11 – Probablement à Sanguinet.
12 – Procède du téléphone arabe : pancarte dont la copie est collationnée sur une autre collationnée le 5 septembre 1705 sur autre copie vidimée le 17 avril 1651. AD Gironde C 2585-1.
13 – Henriette de Savoie, fille de Jeanne de Foix et petite-fille de Gaston de Foix, captal de Buch, est l’épouse de Melchior de Montpezat (décédé en 1572), gouverneur de Guyenne ; elle deviendra duchesse de Mayenne par son second mariage en 1576. Elle mourut en 1611.
14 – AD Gironde C2585-1.
15 – Bail du 4 septembre 1646. La copie collationnée et légalisée est tirée sur une copie signée Chaillou, receveur de ladite terre de Certes, selon une grosse en parchemin.
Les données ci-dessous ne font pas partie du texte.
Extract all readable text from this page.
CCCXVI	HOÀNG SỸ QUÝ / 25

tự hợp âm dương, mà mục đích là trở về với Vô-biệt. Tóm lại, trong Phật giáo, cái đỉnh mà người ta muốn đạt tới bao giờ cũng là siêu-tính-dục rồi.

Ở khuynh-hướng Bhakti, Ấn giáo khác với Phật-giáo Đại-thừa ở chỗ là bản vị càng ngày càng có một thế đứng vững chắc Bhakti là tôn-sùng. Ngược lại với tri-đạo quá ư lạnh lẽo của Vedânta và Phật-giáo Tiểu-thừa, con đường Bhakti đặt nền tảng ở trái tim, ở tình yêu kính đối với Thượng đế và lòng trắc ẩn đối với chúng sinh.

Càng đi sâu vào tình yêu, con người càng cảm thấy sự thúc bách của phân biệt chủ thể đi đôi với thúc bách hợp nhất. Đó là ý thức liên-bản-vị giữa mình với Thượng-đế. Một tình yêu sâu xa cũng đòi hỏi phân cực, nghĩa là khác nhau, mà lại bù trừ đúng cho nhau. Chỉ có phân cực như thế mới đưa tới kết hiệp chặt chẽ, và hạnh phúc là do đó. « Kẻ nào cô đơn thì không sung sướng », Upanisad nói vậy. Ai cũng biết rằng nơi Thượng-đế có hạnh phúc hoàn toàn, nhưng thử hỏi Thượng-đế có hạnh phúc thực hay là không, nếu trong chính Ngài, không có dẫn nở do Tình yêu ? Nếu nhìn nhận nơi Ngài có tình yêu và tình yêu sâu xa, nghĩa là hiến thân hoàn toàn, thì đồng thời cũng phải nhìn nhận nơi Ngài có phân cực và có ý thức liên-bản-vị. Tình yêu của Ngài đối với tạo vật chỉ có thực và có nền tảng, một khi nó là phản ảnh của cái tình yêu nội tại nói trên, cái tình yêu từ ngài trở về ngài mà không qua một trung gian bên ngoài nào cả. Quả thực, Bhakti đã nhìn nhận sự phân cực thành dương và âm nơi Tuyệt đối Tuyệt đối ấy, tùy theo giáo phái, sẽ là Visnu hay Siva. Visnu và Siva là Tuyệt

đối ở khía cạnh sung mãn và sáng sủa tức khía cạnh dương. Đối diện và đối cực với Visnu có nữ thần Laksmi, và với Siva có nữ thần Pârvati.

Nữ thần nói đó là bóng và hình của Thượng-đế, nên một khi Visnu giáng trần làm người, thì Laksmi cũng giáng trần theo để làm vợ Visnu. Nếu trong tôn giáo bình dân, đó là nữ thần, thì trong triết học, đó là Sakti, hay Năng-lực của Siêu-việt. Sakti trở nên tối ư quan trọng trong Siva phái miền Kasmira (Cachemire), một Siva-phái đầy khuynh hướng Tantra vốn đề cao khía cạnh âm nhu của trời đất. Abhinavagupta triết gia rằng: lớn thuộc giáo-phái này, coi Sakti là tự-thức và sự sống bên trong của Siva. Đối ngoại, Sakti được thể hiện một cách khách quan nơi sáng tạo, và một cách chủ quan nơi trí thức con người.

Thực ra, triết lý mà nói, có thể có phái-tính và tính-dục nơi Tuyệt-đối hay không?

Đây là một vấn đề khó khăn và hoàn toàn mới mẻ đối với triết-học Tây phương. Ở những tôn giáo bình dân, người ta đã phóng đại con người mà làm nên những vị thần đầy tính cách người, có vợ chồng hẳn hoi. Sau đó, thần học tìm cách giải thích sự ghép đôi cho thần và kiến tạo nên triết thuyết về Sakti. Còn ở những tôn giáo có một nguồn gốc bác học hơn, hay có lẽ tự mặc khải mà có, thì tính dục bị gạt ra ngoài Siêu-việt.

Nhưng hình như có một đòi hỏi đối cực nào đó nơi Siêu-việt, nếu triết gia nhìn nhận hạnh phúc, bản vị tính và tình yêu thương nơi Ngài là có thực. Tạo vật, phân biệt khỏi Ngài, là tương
AD Gironde C 3686.
16 – Un procès-verbal d’enquête, faite par le juge de Certes et Mios, nous apprend que, le 18 janvier 1727, quatre anciens habitants déposent unanimement qu’il y a environ 26 ou 27 ans le château de Certes fut incendié ; tous les meubles et effets furent consumés de manière qu’aucun ne furent tirés des flammes. AD Gironde C2585-1.